CaterSquad solves the logistics of group ordering and delivery for large companies. We provide a platform of aggregated restaurants that provide food delivery. We’re looking to help restaurants get repeating business from large companies on a regular basis.

Are you available for a chat sometime this week? 15 minutes should be more than enough.

Best, ____”

One of the key take away points is to make sure that the founder or CEO is the person sending the emails – your conversation rate will greatly improve.

Using this template we managed to get Vita Coco to sponsor us and provide coconut water with all of our meals for free and we also signed paid trials from teams at PWC, Accenture and a few others.

Pitch Day

Wednesday night we all sat down and tried to get the pitch in order. We were all exhausted. The team decided Vi would be the one to pitch the product so that we had a coherent pitch that didn’t break up in to parts.

The actual pitch day was setup like this:

  • There will be 8 rooms
  • Each room would have 8 teams
  • There would be 3/4 judges
  • The pitch would be three minutes
  • There would be a 2 minutes Q&A section
  • One winner from each room

There was also a side VC competition for us where we would actually get to judge other teams in our room and choose to invest in them as if we were VCs and there was a prize for the best VCs.

So, Vi went up on stage and gave an amazing pitch.
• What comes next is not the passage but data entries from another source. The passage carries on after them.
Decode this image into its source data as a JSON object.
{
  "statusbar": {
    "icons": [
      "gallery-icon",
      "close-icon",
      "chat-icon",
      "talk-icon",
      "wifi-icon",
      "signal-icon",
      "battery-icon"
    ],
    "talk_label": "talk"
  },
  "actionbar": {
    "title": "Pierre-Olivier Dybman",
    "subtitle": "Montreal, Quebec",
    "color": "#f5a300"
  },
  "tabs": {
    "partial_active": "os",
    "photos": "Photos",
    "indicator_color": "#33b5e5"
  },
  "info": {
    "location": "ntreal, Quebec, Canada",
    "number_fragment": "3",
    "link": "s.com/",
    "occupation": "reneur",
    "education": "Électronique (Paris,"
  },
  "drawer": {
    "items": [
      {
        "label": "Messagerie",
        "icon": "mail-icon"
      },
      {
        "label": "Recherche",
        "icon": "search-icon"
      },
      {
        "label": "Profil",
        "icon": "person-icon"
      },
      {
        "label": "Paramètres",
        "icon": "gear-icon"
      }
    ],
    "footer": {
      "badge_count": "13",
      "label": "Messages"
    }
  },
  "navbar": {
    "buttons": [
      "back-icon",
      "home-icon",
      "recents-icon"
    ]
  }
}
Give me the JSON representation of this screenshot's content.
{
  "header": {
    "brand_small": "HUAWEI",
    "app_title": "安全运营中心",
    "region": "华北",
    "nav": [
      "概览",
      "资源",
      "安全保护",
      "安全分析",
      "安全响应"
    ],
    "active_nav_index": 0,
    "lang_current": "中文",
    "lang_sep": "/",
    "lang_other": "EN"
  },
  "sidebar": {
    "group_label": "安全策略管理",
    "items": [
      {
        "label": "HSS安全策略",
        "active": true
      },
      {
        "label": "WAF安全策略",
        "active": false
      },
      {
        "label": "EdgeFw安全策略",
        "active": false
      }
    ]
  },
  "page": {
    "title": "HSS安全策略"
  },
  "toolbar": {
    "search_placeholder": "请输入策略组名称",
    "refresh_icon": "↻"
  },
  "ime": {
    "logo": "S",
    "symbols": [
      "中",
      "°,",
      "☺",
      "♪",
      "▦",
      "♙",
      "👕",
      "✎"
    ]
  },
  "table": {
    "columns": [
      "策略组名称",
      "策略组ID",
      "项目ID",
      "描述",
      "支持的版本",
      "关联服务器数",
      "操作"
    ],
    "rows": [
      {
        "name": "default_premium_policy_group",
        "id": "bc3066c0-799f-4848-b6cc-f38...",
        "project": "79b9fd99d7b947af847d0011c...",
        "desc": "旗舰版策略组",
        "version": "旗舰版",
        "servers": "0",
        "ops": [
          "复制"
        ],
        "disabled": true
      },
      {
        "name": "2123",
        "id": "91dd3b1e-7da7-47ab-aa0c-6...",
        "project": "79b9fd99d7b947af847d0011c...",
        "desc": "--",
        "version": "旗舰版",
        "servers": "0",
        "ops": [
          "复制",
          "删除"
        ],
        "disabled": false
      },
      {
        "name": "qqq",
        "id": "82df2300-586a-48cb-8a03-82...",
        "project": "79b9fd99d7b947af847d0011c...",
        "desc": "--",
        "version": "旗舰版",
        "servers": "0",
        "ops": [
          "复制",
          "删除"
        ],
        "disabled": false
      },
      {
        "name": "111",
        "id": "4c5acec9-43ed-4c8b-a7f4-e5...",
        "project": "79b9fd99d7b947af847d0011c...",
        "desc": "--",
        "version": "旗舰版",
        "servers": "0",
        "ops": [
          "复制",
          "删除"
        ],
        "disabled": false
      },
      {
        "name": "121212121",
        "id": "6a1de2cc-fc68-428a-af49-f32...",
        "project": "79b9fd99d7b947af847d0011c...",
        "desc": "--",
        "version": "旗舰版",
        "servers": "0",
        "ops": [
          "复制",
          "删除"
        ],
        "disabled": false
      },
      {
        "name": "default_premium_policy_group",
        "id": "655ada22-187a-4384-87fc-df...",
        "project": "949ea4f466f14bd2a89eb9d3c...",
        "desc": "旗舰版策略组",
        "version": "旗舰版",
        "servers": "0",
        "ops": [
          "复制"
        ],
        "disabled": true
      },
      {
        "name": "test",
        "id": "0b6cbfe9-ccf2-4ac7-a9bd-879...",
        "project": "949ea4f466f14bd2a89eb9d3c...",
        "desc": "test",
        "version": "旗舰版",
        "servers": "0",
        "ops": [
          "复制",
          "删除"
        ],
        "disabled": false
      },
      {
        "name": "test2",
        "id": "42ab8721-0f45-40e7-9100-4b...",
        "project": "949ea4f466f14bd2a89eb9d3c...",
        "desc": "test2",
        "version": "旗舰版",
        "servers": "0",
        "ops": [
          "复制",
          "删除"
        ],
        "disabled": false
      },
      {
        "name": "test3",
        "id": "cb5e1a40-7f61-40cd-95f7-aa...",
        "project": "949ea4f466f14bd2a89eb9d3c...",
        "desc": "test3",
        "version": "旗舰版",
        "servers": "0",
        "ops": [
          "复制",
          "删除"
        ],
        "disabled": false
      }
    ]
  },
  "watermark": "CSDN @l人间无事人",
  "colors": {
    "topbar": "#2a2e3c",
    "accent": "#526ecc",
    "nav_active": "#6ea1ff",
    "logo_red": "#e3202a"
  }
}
You can find our pitch deck here.

catersquad

I made notes on every other pitch and I did a quick competitor analysis and market analysis to find the best companies to invest in in high growth markets.

For me a high growth market was a deciding factor. I remember one start up – an uber of tech support, which looked great and the idea sounded like it had legs but after research I found that the market was stagnant hence it would have taken years to recoup any investment.
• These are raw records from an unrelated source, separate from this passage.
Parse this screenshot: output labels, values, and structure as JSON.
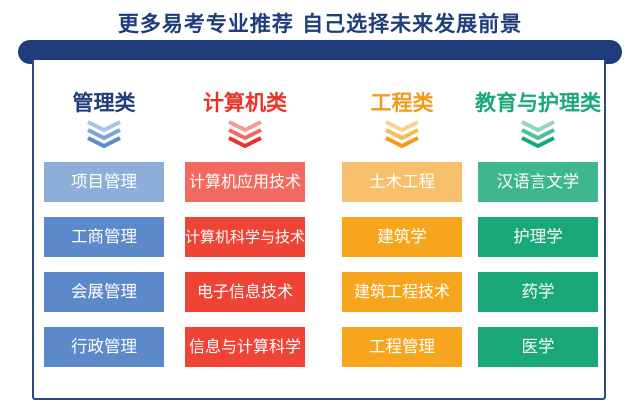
{
  "headline": "更多易考专业推荐 自己选择未来发展前景",
  "colors": {
    "navy": "#1f3d7a",
    "blue": "#5b89c9",
    "red": "#ef4335",
    "orange": "#f7a51c",
    "green": "#1aa87a"
  },
  "categories": [
    {
      "title": "管理类",
      "title_color": "#1f3d7a",
      "icon": "triple-chevron-down-icon",
      "items": [
        "项目管理",
        "工商管理",
        "会展管理",
        "行政管理"
      ]
    },
    {
      "title": "计算机类",
      "title_color": "#e8322a",
      "icon": "triple-chevron-down-icon",
      "items": [
        "计算机应用技术",
        "计算机科学与技术",
        "电子信息技术",
        "信息与计算科学"
      ]
    },
    {
      "title": "工程类",
      "title_color": "#f39a1a",
      "icon": "triple-chevron-down-icon",
      "items": [
        "土木工程",
        "建筑学",
        "建筑工程技术",
        "工程管理"
      ]
    },
    {
      "title": "教育与护理类",
      "title_color": "#1aa87a",
      "icon": "triple-chevron-down-icon",
      "items": [
        "汉语言文学",
        "护理学",
        "药学",
        "医学"
      ]
    }
  ]
}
On the other hand, there was an app that gamified chores and whilst I wasn’t too convinced on the idea I saw that market was growing hard and fast and we could see a 10x return in 5 years if their app caught on.
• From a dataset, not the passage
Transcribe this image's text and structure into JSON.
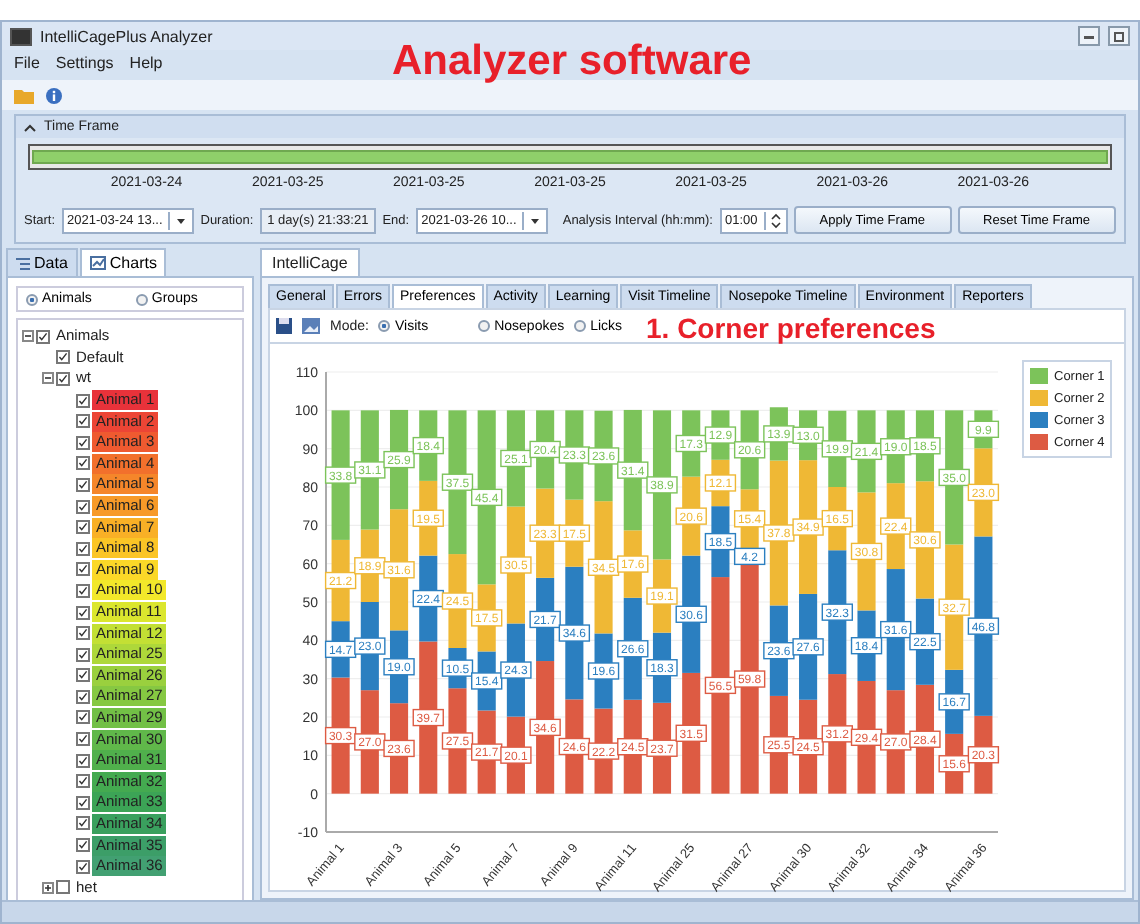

So, that’s the company I pushed to invest in and it was decided I would lead all negotiations. We scrutinised their financials heavily and when we went in to boardroom we used their own projections against them. We invested in them for $100k for 40% compared to their asking price of $250k for 20%. They even commented that we knew their financials better than they did.

Negotiating

Then it came to our turn to be invested in. We went in with $300k for 17% as our bottom and negotiations got very heated. I pushed for our valuation to be based on multiple on year one revenue that was in line with the multiple given to one of our competitors – the multiple on revenue given to our competitor was 14x. Eventually, through discussion we gave them a “heavy discount” on the multiple of 6x against a projected revenue of $500k for year one.

They didn’t debate our projections but instead accepted them and they eventually agreed to our 6x multiple on our $500k year one revenue which gave us a valuation of $3 million. They wanted 20% for $600k to which we agreed.

One of the VCs even said “bravo” to our negotiation. When we walked out I felt like I had won the Super Bowl, my whole team was proud of what I had done in both negotiations and the other teams were also impressed. No other team performed as well as us when it came to valuations but we completely missed talking about the board seats and liquidation preference. Which we didn’t discuss because it was in the term sheet and they gave us a fair term sheet and we gave them a fair term sheet with split boards and a 1x liquidation preference.

The End of The Road

At the end of the day the judges went back in for a discussion and apparently there was shouting and angry mentors. We heard that some mentors literally fought for teams to be put in and lobbied to get them through.

Sadly, we came second in our room (uber for tech support won our room) hence we didn’t progress to the finals on Friday but some of our friends did which was great! Overall, it was an amazing experience to learn from and I’ve made friends that I owe a lot to. We had a killer team.

EIA takes place again this July so I really hope you all apply for the program this year!